KUALA LUMPUR (March 9): The Securities Commission Malaysia (SC) aims to mobilise RM90 billion to RM100 billion in cumulative sustainability financing by 2030 for projects delivering measurable environmental and social impact.
“Over the next five years, the initial focus will be on facilitating pilot financing for identified projects [which will serve as] learning opportunities to build up the sustainability financing ecosystem,” the regulator said in the fourth Capital Market Masterplan (CMP4), which spans 2026-2030, launched on Monday.
Noting that Malaysia is “well-positioned to unlock the potential for market-based sustainability finance”, the SC said it will tap the expertise of global institutions, environmental, social and governance (ESG) firms and specialists, as well as non-governmental organisations (NGOs), to adopt best practices and avoid common pitfalls.
The SC will also forge partnerships with counterparts in Asean and the Middle East, where there are shared interests in sustainability and Islamic finance.
Mobilising capital with blended structures
The report said the urgency of mobilising sustainable financing is reinforced by climate risks. The Intergovernmental Panel on Climate Change projects global warming could exceed two degrees Celsius by 2100, highlighting the need for significant investment in sustainability-related projects such as renewable energy and resilient infrastructure.
“The challenge for the Malaysian capital market is to mobilise substantial private capital in tandem with government funding to finance the nation’s goal in meeting its transition, mitigation, adaptation, resilience and social commitments,” the SC said.
One approach is to develop effective de-risking mechanisms to make climate and high-impact social projects more attractive to investors and private funds.
“Innovative blended finance structures will play a catalytic role in improving the commercial viability of high-impact projects,” the regulator said, referring to funds arranged in layers or a “capital stack” where each group of investors takes on a different level of risk and return.
The junior layer or the concessional grant, usually from donors, development finance institutions or climate funds that place high value on ESG benefits, is usually more willing to absorb the riskiest part of the project, creating a safety net for other investors.
On its role, the SC said it will facilitate sustainable financing through instruments such as guarantees, first-loss tranches, sustainability-linked sukuk, impact bonds and catastrophe bonds to de-risk investments and enhance returns for projects with lower commercial viability, including coastal resilience initiatives, micro, small and medium enterprise decarbonisation, and coal plant retirement.
Combining commercial capital from banks and institutional investors with concessional funding from governments and philanthropic sources can also help align risk-return expectations across a broader investor base.

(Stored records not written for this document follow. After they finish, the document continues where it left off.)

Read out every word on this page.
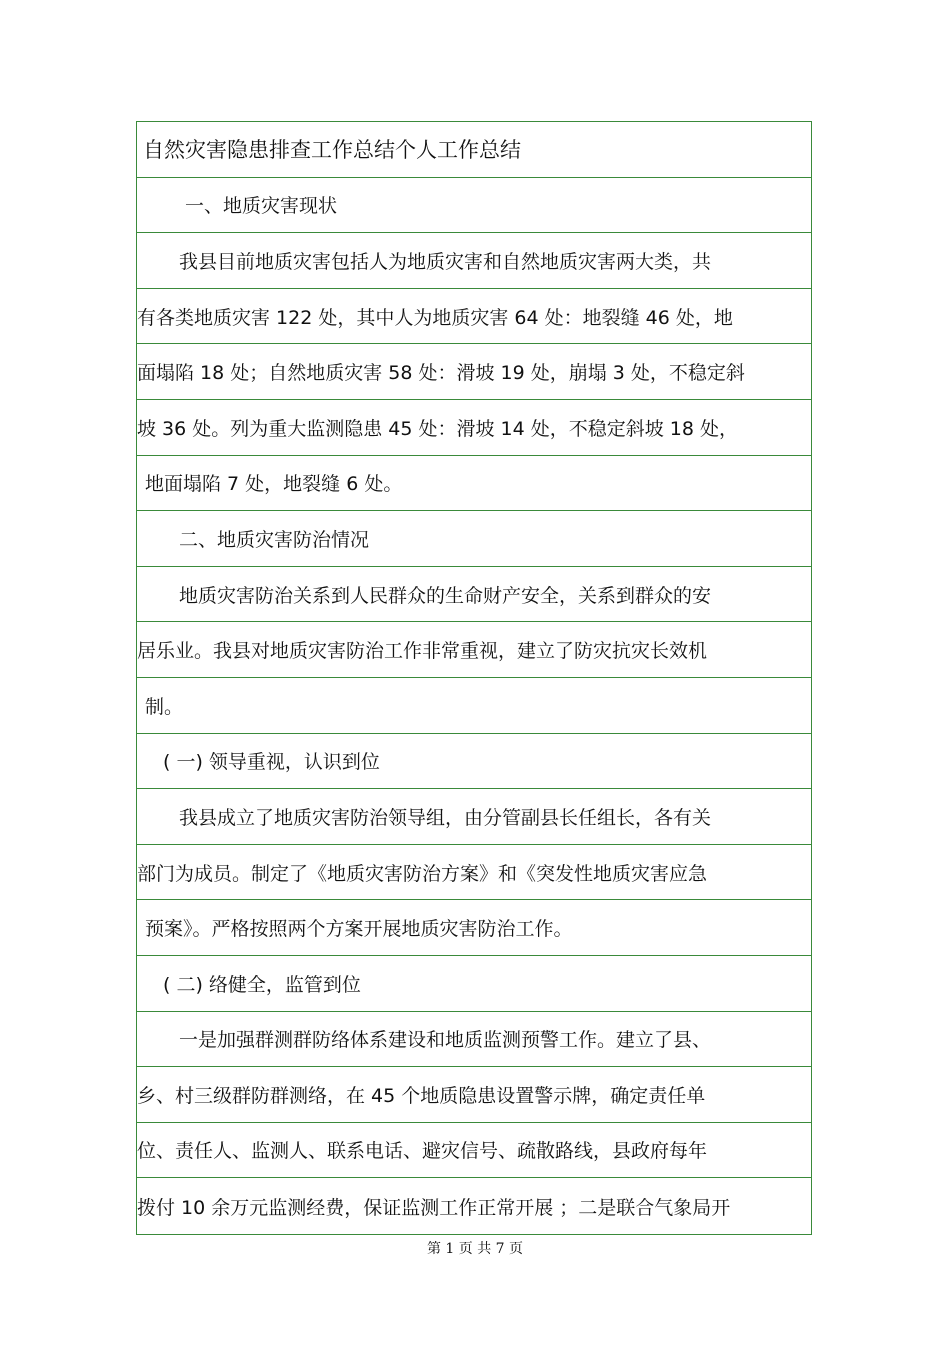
自然灾害隐患排查工作总结个人工作总结
一、地质灾害现状
我县目前地质灾害包括人为地质灾害和自然地质灾害两大类，共
有各类地质灾害 122 处，其中人为地质灾害 64 处：地裂缝 46 处，地
面塌陷 18 处；自然地质灾害 58 处：滑坡 19 处，崩塌 3 处，不稳定斜
坡 36 处。列为重大监测隐患 45 处：滑坡 14 处，不稳定斜坡 18 处，
地面塌陷 7 处，地裂缝 6 处。
二、地质灾害防治情况
地质灾害防治关系到人民群众的生命财产安全，关系到群众的安
居乐业。我县对地质灾害防治工作非常重视，建立了防灾抗灾长效机
制。
( 一) 领导重视，认识到位
我县成立了地质灾害防治领导组，由分管副县长任组长，各有关
部门为成员。制定了《地质灾害防治方案》和《突发性地质灾害应急
预案》。严格按照两个方案开展地质灾害防治工作。
( 二) 络健全，监管到位
一是加强群测群防络体系建设和地质监测预警工作。建立了县、
乡、村三级群防群测络，在 45 个地质隐患设置警示牌，确定责任单
位、责任人、监测人、联系电话、避灾信号、疏散路线，县政府每年
拨付 10 余万元监测经费，保证监测工作正常开展 ；二是联合气象局开
第 1 页 共 7 页
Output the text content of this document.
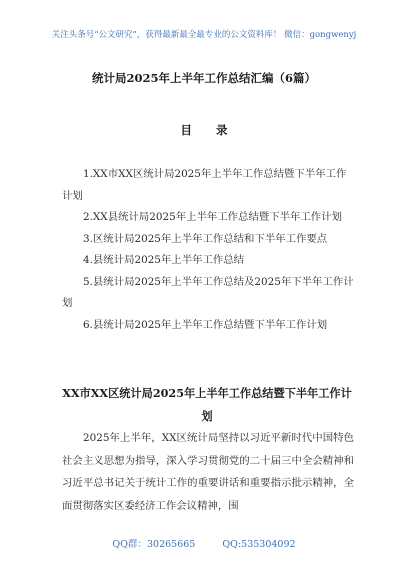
关注头条号“公文研究”，获得最新最全最专业的公文资料库！ 微信：gongwenyj
统计局2025年上半年工作总结汇编（6篇）
目 录

1.XX市XX区统计局2025年上半年工作总结暨下半年工作计划

2.XX县统计局2025年上半年工作总结暨下半年工作计划

3.区统计局2025年上半年工作总结和下半年工作要点

4.县统计局2025年上半年工作总结

5.县统计局2025年上半年工作总结及2025年下半年工作计划

6.县统计局2025年上半年工作总结暨下半年工作计划

XX市XX区统计局2025年上半年工作总结暨下半年工作计划

2025年上半年，XX区统计局坚持以习近平新时代中国特色社会主义思想为指导，深入学习贯彻党的二十届三中全会精神和习近平总书记关于统计工作的重要讲话和重要指示批示精神，全面贯彻落实区委经济工作会议精神，围

QQ群：30265665	QQ:535304092
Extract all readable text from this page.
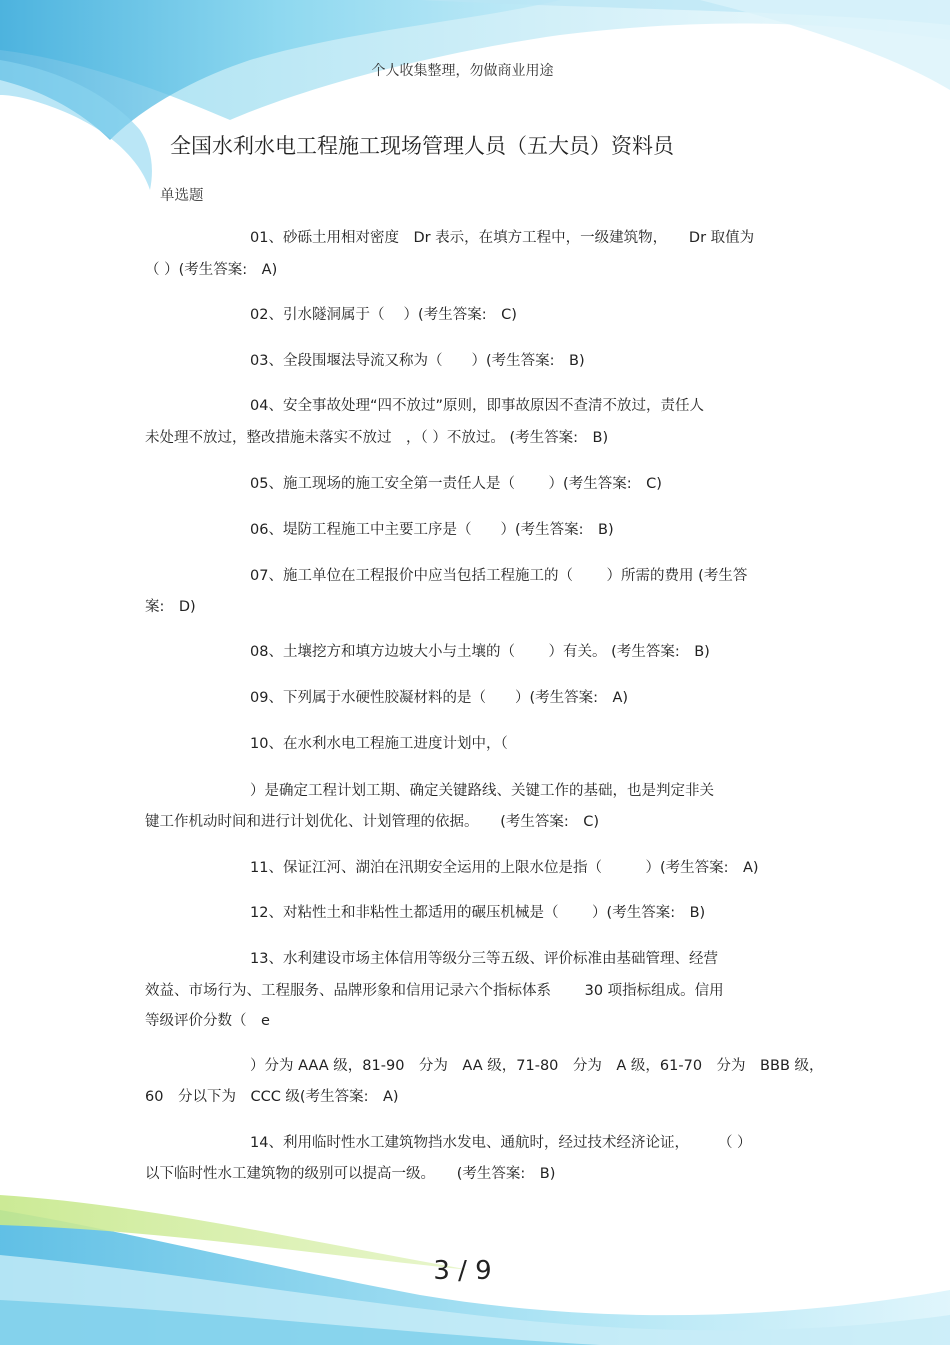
个人收集整理，勿做商业用途
全国水利水电工程施工现场管理人员（五大员）资料员
单选题
01、砂砾土用相对密度　Dr 表示，在填方工程中，一级建筑物，　　Dr 取值为
（ ）(考生答案:　A)
02、引水隧洞属于（　 ）(考生答案:　C)
03、全段围堰法导流又称为（　　）(考生答案:　B)
04、安全事故处理“四不放过”原则，即事故原因不查清不放过，责任人
未处理不放过，整改措施未落实不放过　，（ ）不放过。 (考生答案:　B)
05、施工现场的施工安全第一责任人是（　　 ）(考生答案:　C)
06、堤防工程施工中主要工序是（　　）(考生答案:　B)
07、施工单位在工程报价中应当包括工程施工的（　　 ）所需的费用 (考生答
案:　D)
08、土壤挖方和填方边坡大小与土壤的（　　 ）有关。 (考生答案:　B)
09、下列属于水硬性胶凝材料的是（　　）(考生答案:　A)
10、在水利水电工程施工进度计划中，（
）是确定工程计划工期、确定关键路线、关键工作的基础，也是判定非关
键工作机动时间和进行计划优化、计划管理的依据。　　(考生答案:　C)
11、保证江河、湖泊在汛期安全运用的上限水位是指（　　　）(考生答案:　A)
12、对粘性土和非粘性土都适用的碾压机械是（　　 ）(考生答案:　B)
13、水利建设市场主体信用等级分三等五级、评价标准由基础管理、经营
效益、市场行为、工程服务、品牌形象和信用记录六个指标体系　　 30 项指标组成。信用
等级评价分数（　e
）分为 AAA 级，81-90　分为　AA 级，71-80　分为　A 级，61-70　分为　BBB 级，
60　分以下为　CCC 级(考生答案:　A)
14、利用临时性水工建筑物挡水发电、通航时，经过技术经济论证，　　　（ ）
以下临时性水工建筑物的级别可以提高一级。　　(考生答案:　B)
3 / 9
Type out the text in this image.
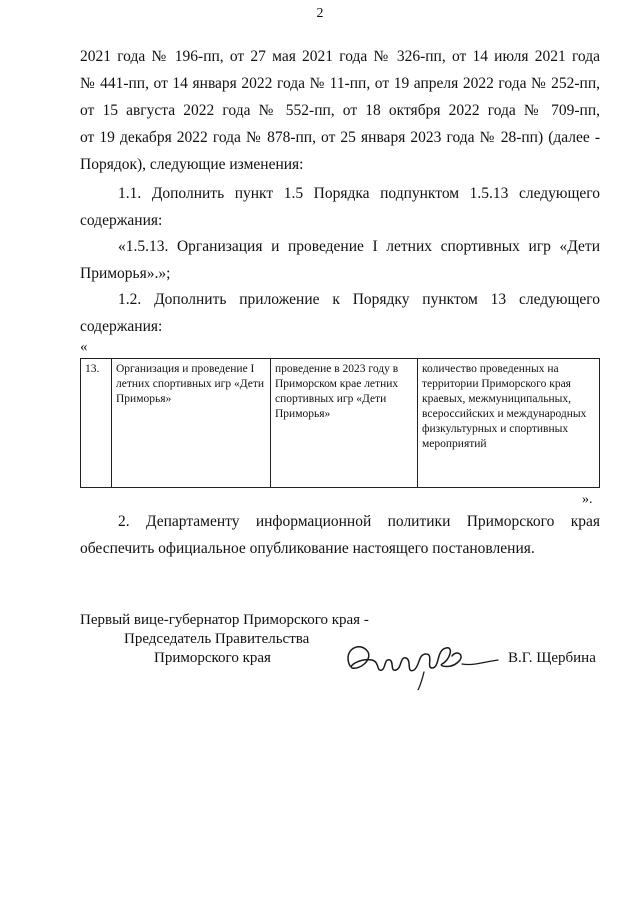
2
2021 года № 196-пп, от 27 мая 2021 года № 326-пп, от 14 июля 2021 года
№ 441-пп, от 14 января 2022 года № 11-пп, от 19 апреля 2022 года № 252-пп,
от 15 августа 2022 года № 552-пп, от 18 октября 2022 года № 709-пп,
от 19 декабря 2022 года № 878-пп, от 25 января 2023 года № 28-пп) (далее -
Порядок), следующие изменения:
1.1. Дополнить пункт 1.5 Порядка подпунктом 1.5.13 следующего
содержания:
«1.5.13. Организация и проведение I летних спортивных игр «Дети
Приморья».»;
1.2. Дополнить приложение к Порядку пунктом 13 следующего
содержания:
«
13.	Организация и проведение I летних спортивных игр «Дети Приморья»	проведение в 2023 году в Приморском крае летних спортивных игр «Дети Приморья»	количество проведенных на территории Приморского края краевых, межмуниципальных, всероссийских и международных физкультурных и спортивных мероприятий
».
2. Департаменту информационной политики Приморского края
обеспечить официальное опубликование настоящего постановления.
Первый вице-губернатор Приморского края -
Председатель Правительства
Приморского края	В.Г. Щербина
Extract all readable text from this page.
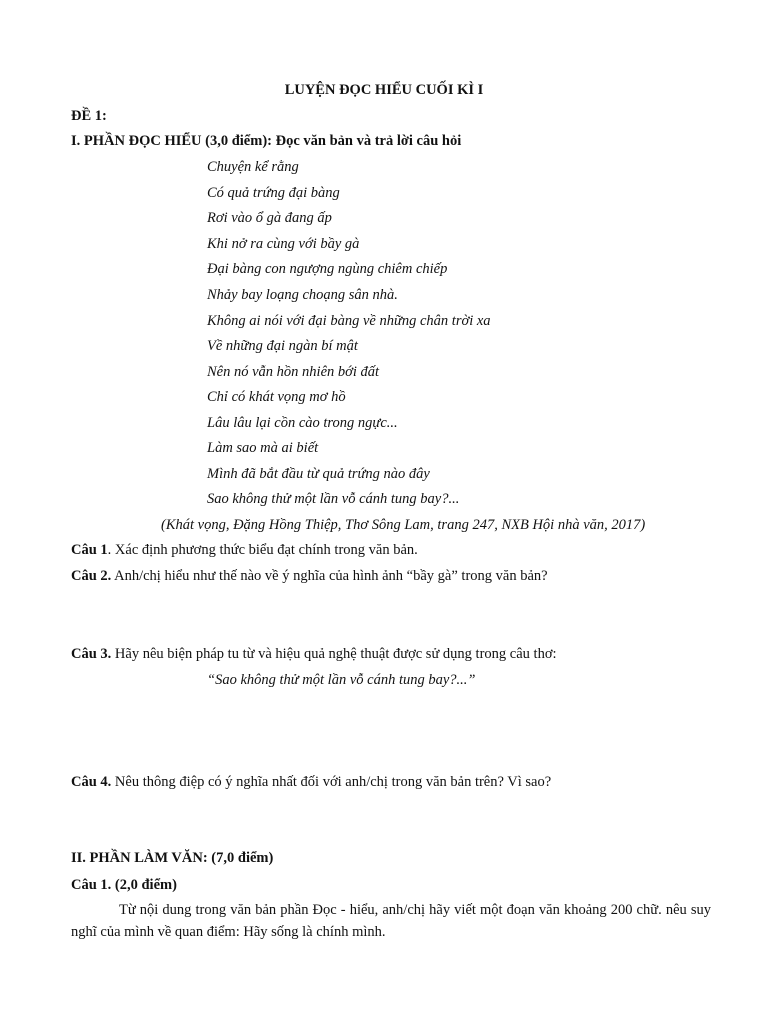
LUYỆN ĐỌC HIỂU CUỐI KÌ I
ĐỀ 1:
I. PHẦN ĐỌC HIỂU (3,0 điểm): Đọc văn bản và trả lời câu hỏi
Chuyện kể rằng
Có quả trứng đại bàng
Rơi vào ổ gà đang ấp
Khi nở ra cùng với bầy gà
Đại bàng con ngượng ngùng chiêm chiếp
Nhảy bay loạng choạng sân nhà.
Không ai nói với đại bàng về những chân trời xa
Về những đại ngàn bí mật
Nên nó vẫn hồn nhiên bới đất
Chỉ có khát vọng mơ hồ
Lâu lâu lại cồn cào trong ngực...
Làm sao mà ai biết
Mình đã bắt đầu từ quả trứng nào đây
Sao không thử một lần vỗ cánh tung bay?...
(Khát vọng, Đặng Hồng Thiệp, Thơ Sông Lam, trang 247, NXB Hội nhà văn, 2017)
Câu 1. Xác định phương thức biểu đạt chính trong văn bản.
Câu 2. Anh/chị hiểu như thế nào về ý nghĩa của hình ảnh “bầy gà” trong văn bản?
Câu 3. Hãy nêu biện pháp tu từ và hiệu quả nghệ thuật được sử dụng trong câu thơ:
“Sao không thử một lần vỗ cánh tung bay?...”
Câu 4. Nêu thông điệp có ý nghĩa nhất đối với anh/chị trong văn bản trên? Vì sao?
II. PHẦN LÀM VĂN: (7,0 điểm)
Câu 1. (2,0 điểm)
Từ nội dung trong văn bản phần Đọc - hiểu, anh/chị hãy viết một đoạn văn khoảng 200 chữ. nêu suy nghĩ của mình về quan điểm: Hãy sống là chính mình.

“In parallel, the SC will explore expanding the issuer base by enabling state and municipal entities to raise capital for sustainability-related projects, while supporting federal government initiatives,” it said.
Recognising that many sustainability projects remain marginally bankable or unbankable, the regulator said efforts will be stepped up to unlock new pools of concessional and commercial capital, including through Islamic social finance.
In addition, the SC will seek guidance from State Islamic Religious Councils to integrate waqf and zakat into blended finance structures through appropriate regulatory and operational frameworks, while exploring ways to attract international funding.
Social Exchange, building trust in social impact finance
To broaden access and market participation in social impact financing, the SC plans to facilitate the establishment of regulated fundraising platforms such as a Social Exchange, enabling retail investors to support small-scale, high-impact projects. The platform will connect NGOs, social enterprises, donors and investors, allowing social initiatives to tap a wider pool of funding.
Enhancing transparency, credibility and accountability within the social finance ecosystem will complement government efforts to strengthen community resilience and social welfare. It will also support capital mobilisation through climate finance innovation platforms, such as the Climate Finance Innovation Lab, and the establishment of special-purpose funds for adaptation projects to crowd in private investment and scale emerging sustainability solutions.
“Overall, these measures will unlock commercial investment for environmental and social projects, facilitate cross-border capital flows into sustainability-focused products and reinforce the capital market’s role in driving Malaysia’s shift towards a sustainable and inclusive economy,” the SC said.
A key initiative under CMP4, the Social Exchange Platform will provide a structured and transparent avenue for non-profit organisations to raise donations for eligible social projects while enabling donors to have greater visibility over fund utilisation and the impact of the projects.
In January 2025, the SC rolled out Malaysia’s first Social Exchange Pilot Programme towards establishing Malaysia’s first Social Exchange, as announced by Prime Minister Datuk Seri Anwar Ibrahim at the Global Forum on Islamic Economics and Finance in May 2024.
On Feb 12 this year, the SC announced the appointment of LC Wakaful Digital Sdn Bhd as the first Social Exchange Platform in Malaysia.